Christine took her place across the table. Albury ate ravenously, rarely looking up, saying nothing. She watched his energy return and noticed something hard at work behind the deep green eyes.

“Consider my position down here,” she said. “It would hardly help the cause—mine or yours—if it became know that one of Key West’s celebrated dope smugglers was shacking up with the Governor’s special prosecutor.”

“No one will know,” Albury replied through a cheekful of tuna, “unless you’ve got a … friend. Someone who stays with you.”

“No,” Christine said. “That’s not it.”

“It’s all right, I don’t blame you,” he said. “I ought to be thanking you for letting me clean up. And the food, by the way, is very good.”

He certainly knew how to back off. “I couldn’t let you wander around the hospital looking like some kind of refugee,” she said.

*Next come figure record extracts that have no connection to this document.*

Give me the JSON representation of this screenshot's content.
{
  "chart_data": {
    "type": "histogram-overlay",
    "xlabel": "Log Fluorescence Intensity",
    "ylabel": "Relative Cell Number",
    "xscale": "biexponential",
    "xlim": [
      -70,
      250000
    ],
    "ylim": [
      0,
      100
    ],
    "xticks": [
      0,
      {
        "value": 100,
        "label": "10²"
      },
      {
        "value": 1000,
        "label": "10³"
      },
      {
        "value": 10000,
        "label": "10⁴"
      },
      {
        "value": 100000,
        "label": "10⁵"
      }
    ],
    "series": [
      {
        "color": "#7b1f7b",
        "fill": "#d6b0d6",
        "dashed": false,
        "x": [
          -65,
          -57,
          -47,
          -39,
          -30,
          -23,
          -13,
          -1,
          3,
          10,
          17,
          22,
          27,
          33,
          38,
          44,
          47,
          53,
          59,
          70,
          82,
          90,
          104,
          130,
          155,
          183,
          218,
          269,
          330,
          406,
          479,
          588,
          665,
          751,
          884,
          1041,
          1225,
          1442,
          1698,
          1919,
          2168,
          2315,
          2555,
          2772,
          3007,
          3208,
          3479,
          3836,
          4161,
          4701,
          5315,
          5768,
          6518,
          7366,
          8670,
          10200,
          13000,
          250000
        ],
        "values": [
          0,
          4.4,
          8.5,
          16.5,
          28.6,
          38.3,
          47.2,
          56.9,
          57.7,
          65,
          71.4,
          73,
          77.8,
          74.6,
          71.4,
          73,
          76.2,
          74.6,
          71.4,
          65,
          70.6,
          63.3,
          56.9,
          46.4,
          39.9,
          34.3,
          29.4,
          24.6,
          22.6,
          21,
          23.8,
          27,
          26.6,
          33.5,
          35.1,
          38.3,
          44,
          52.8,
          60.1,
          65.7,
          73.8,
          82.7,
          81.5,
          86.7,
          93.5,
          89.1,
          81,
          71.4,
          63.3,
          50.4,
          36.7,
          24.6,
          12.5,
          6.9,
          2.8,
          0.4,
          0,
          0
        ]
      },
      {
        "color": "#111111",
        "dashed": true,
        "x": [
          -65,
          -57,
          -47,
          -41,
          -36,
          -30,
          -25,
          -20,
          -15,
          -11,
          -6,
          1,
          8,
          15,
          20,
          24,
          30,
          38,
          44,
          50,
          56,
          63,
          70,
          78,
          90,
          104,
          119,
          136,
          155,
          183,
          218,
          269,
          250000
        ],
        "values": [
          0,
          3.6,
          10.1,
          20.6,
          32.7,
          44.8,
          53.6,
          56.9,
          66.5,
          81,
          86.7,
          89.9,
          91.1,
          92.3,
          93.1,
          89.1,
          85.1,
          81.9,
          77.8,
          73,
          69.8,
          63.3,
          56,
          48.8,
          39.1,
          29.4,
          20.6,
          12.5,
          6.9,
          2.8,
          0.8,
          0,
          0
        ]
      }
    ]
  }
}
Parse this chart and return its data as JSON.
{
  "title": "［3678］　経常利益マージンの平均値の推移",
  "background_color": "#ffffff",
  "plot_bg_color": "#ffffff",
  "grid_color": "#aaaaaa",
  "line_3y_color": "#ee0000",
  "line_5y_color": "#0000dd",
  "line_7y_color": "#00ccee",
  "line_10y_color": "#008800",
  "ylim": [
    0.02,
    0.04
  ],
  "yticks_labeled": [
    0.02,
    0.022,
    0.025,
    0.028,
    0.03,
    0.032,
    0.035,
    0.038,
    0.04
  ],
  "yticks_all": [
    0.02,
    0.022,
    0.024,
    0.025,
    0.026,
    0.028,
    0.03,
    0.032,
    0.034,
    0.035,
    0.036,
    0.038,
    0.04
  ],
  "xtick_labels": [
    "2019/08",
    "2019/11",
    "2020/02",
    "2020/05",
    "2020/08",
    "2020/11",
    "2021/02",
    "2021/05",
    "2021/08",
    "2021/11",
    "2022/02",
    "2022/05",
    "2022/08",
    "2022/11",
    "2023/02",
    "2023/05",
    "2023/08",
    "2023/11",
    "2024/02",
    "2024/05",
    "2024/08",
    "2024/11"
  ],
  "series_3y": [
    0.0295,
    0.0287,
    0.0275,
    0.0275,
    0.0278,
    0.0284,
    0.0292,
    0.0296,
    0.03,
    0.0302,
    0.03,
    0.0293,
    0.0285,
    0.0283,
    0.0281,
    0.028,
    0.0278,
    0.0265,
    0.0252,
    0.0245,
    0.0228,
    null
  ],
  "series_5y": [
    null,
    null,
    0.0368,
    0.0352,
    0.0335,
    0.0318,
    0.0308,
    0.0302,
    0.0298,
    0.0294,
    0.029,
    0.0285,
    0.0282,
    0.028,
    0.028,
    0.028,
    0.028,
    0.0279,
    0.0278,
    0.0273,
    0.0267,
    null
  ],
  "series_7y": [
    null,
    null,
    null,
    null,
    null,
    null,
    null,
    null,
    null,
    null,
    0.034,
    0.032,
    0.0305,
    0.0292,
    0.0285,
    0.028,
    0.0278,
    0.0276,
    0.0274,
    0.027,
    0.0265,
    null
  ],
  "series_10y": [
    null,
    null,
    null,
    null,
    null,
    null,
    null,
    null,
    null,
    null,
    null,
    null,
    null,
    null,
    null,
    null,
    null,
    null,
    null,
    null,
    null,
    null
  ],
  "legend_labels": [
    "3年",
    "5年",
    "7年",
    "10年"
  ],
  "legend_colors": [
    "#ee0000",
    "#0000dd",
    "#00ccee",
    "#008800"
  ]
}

Christine rose and began clearing the dinner dishes. She thought to herself: this man definitely is not an animal. A criminal? Probably so. But not a killer or a rapist. She remembered Veronica; Laurie and Peg Albury both had mentioned Veronica. Albury had been in prison when the girl had died. He had gotten out, gone back to the sea, and now stood an excellent chance of going to prison again. Another Conch success story.

Yet he was different from most of the Keys fishermen Christine had talked with. The gentleness was one thing, but it was the intellect behind the eyes that intrigued the lawyer. The first time they met she had longed to ask him: Captain Albury, why are you still here? Why haven’t you gone north, with the rest of the smart ones? You don’t sell seashells, peddle postcards with palm trees, or own one of the big beachfront hotels. Your heart obviously isn’t in the fishing anymore, and what you pay on that firetrap trailer each month could get you a sixty-foot lot in Ocala. With trees, no less, and shade. Why stay here? she had wanted to ask but had not. That first day, Breeze Albury had worn the ambivalent look of a big mutt that was either going to wag its tail or lunge for her throat.

“Let’s make an arrangement,” Christine said.

“Everyone wants to make a deal,” Albury grumbled.

“You can stay the night if you agree to talk to me about a few things.”

“You mean answer questions.”

“No, just talk. Tell me what you can about what’s happened. I know it’s bad. Chief Barnett is asking around about your boat, and I saw one of his men in the Cowrie talking to your girlfriend this afternoon. If you can tell me something about it, I might be able to help, captain.”

“Please quit calling me captain. I’m not a Pan Am pilot, I’m a goddamn fisherman. Can I have a beer? Do you have a beer?”

“Sure … Breeze.”

Later, sitting at opposite ends of a lumpy sofa, they talked. Two beers extracted Peg’s story. For Albury, that was the easiest: everybody sympathizes with a rotten marriage. Three more beers revived Veronica; he saw her with a can of orange spray paint, assailing the lobster buoys strung up behind the trailer in winter; and during the season, waiting in the dusk at Ming’s fish house for his boat, squealing when the rust-colored lobsters scrabbled and twitched on their way to the ice.

Albury was into a second six-pack by the time he began to recount Key Largo. The details of the killings were, he thought, unnecessary. He resolved also not to mention the Mayday, or the Diamond Cutter’s pathetic reply. What he did not mind discussing was the betrayal.

“Who ordered Oscar to kill you?” Christine asked.